Em artigo divulgado no Brasil pela Associação Paulista do Ministério Público, o Procurador da República de Portugal, Antônio Ventinhas ressaltou a necessidade de injeção de recursos públicos na sociedade para superação da crise. “O Banco Central Europeu anunciou um plano de estímulo financeiro no valor de 750.000 milhões de Euros e a Alemanha um pacote de incentivos no valor de cerca de 350.000 Milhões de Euros. A Espanha já avançou com um plano de 200.000 milhões de Euros e Portugal com um primeiro conjunto de medidas no valor de 9.000 milhões de Euros. Os outros países da Europa estão a preparar programas de amplo apoio às empresas e cidadãos, para relançar uma economia que tem de parar por força do vírus durante uns meses”, escreveu.

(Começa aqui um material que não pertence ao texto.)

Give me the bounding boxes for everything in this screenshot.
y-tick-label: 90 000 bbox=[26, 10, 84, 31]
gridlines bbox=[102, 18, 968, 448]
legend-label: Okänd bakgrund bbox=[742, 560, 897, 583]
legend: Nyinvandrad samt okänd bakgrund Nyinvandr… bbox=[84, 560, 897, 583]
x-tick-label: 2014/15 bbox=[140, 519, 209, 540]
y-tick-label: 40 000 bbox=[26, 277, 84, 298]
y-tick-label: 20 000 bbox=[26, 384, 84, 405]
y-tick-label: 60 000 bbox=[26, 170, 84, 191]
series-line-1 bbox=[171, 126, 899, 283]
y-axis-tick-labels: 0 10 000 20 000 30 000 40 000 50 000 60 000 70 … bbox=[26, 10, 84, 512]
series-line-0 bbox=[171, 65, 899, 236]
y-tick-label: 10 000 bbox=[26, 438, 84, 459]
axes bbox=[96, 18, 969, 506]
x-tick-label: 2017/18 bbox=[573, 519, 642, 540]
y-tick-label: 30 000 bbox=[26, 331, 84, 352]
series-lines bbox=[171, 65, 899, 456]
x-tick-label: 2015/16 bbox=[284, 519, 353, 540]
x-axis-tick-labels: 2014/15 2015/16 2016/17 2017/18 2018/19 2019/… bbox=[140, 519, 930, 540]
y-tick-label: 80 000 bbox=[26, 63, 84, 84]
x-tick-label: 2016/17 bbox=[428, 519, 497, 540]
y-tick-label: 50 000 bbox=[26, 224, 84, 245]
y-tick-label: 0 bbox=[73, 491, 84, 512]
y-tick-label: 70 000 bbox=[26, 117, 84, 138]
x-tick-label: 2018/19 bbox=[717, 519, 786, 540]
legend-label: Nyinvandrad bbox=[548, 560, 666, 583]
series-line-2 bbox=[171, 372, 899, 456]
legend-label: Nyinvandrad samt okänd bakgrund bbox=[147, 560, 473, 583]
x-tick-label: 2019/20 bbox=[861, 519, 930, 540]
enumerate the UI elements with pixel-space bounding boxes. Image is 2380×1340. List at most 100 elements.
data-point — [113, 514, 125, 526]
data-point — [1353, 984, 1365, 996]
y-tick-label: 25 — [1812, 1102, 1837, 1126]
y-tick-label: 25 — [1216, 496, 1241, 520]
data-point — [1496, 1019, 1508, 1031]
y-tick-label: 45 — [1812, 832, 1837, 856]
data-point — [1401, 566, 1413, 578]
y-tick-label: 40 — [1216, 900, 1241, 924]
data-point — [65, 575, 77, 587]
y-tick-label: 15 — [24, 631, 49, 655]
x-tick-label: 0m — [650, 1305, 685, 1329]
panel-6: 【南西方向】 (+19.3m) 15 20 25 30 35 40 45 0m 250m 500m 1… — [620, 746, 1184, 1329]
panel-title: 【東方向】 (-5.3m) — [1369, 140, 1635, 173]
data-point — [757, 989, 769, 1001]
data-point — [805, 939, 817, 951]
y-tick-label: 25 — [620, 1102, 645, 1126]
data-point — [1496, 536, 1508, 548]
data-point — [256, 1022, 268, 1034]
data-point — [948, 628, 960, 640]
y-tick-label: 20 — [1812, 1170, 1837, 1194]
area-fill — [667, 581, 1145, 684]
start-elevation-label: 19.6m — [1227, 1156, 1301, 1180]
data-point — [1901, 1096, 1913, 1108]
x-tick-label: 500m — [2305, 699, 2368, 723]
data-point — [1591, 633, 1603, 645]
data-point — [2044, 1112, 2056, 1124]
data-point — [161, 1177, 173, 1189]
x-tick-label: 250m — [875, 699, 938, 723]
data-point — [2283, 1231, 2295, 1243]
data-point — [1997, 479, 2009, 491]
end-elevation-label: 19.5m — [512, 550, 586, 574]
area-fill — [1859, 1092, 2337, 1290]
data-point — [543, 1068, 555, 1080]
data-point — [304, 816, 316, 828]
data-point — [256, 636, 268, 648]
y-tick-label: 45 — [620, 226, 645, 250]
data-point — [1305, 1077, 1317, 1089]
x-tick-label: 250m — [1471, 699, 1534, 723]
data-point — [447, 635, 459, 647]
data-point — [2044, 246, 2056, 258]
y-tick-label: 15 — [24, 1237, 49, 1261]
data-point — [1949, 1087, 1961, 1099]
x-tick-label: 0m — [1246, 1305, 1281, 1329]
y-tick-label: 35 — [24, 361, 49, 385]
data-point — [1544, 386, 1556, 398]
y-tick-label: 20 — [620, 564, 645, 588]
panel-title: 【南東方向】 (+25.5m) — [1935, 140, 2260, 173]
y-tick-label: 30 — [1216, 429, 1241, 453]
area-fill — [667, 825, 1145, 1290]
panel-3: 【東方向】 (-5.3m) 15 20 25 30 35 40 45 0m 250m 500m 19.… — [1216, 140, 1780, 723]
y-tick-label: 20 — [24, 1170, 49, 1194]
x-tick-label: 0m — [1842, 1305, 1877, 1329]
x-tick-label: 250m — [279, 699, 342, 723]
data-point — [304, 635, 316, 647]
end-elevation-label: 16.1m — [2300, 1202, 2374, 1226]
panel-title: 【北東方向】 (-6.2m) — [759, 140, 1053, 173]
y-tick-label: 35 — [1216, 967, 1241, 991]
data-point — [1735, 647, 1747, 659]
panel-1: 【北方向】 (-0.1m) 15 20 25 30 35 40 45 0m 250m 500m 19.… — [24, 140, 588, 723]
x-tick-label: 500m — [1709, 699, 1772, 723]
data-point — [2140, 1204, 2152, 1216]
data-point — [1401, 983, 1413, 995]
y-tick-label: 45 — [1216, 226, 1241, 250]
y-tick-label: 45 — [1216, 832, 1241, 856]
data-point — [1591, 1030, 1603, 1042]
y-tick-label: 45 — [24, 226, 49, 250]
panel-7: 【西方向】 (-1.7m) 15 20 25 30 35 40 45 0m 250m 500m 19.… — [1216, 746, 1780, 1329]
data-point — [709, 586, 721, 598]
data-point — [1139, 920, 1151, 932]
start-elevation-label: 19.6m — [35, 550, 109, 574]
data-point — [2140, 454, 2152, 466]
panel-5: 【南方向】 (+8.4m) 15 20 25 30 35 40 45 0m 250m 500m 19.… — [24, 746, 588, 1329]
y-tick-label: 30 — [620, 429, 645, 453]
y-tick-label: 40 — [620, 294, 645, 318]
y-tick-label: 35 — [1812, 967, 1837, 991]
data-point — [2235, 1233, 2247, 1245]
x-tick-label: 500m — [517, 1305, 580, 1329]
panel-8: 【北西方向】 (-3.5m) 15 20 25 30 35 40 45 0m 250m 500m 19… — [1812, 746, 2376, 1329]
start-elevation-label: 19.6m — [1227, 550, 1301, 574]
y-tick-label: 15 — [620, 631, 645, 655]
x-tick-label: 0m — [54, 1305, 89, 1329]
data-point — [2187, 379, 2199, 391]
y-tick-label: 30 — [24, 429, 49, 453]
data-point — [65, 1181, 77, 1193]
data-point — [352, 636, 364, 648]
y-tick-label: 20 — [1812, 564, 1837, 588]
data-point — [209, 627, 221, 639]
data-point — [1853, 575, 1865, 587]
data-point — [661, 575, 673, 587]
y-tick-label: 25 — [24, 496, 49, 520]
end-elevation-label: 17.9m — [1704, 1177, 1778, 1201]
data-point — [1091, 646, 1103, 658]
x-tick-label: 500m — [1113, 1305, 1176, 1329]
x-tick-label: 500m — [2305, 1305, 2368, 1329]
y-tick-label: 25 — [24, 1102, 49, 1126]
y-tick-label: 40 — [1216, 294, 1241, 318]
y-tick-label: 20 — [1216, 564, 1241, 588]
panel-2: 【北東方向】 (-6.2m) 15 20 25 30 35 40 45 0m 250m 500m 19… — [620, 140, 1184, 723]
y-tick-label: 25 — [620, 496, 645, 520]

“Em momentos de crise pode existir a tentação de restringir direitos e salários de servidores públicos, mas, como bem sabemos por experiência própria em Portugal, tal não resolve a situação e só a agrava”, destacou. No Brasil, o governo atua justamente no caminho criticado por especialistas. Para Sérgio Ronaldo, agora é o momento de intensificar os barulháços contra o governo, para mostrar o descontentamento geral da nação. “É hora de bater panela, de apitar, bater tambor, gritar na janela todos os dias, contra as medidas que estão sendo implantadas aqui. O País corre sérios riscos de quebrar completamente. Estamos falando da ameaça de empobrecimento total, exceto para os detentores de grandes fortunas, que somam 1% da população”, conclama Sérgio Ronaldo.

Repúdios
Sobre a MP do Confisco Salarial, o Ministério Público do Trabalho divulgou nota afirmando que compreende as emergências do estado de calamidade, mas vê a ordem com extrema preocupação. Para o órgão, as medidas, em vez de manterem o fluxo econômico em mínimo andamento mesmo em meio à crise, “interrompem abruptamente a circulação de recursos e expõe uma gama enorme da população a risco iminente de falta de subsistência”. O MPT “também vê com preocupação a não participação das entidades sindicais na concepção de medidas e a permissão de que medidas gravosas sejam feitas sem a sua participação.”

No mesmo caminho, a Associação Nacional dos Magistrados da Justiça do Trabalho (Anamatra) manifestou publicamente “seu veemente e absoluto repúdio” à Medida Provisória nº 927/2020. Segundo a entidade, o texto é inconstitucional. “A presente crise não pode, em absoluto, justificar a adoção de medidas frontalmente contrárias às garantias fundamentais e aos direitos dos trabalhadores. Impor a aceitação dessas previsões, sob o argumento de que ficarão todos desempregados, não é condizente com a magnitude que se espera do Estado brasileiro”, escreveu.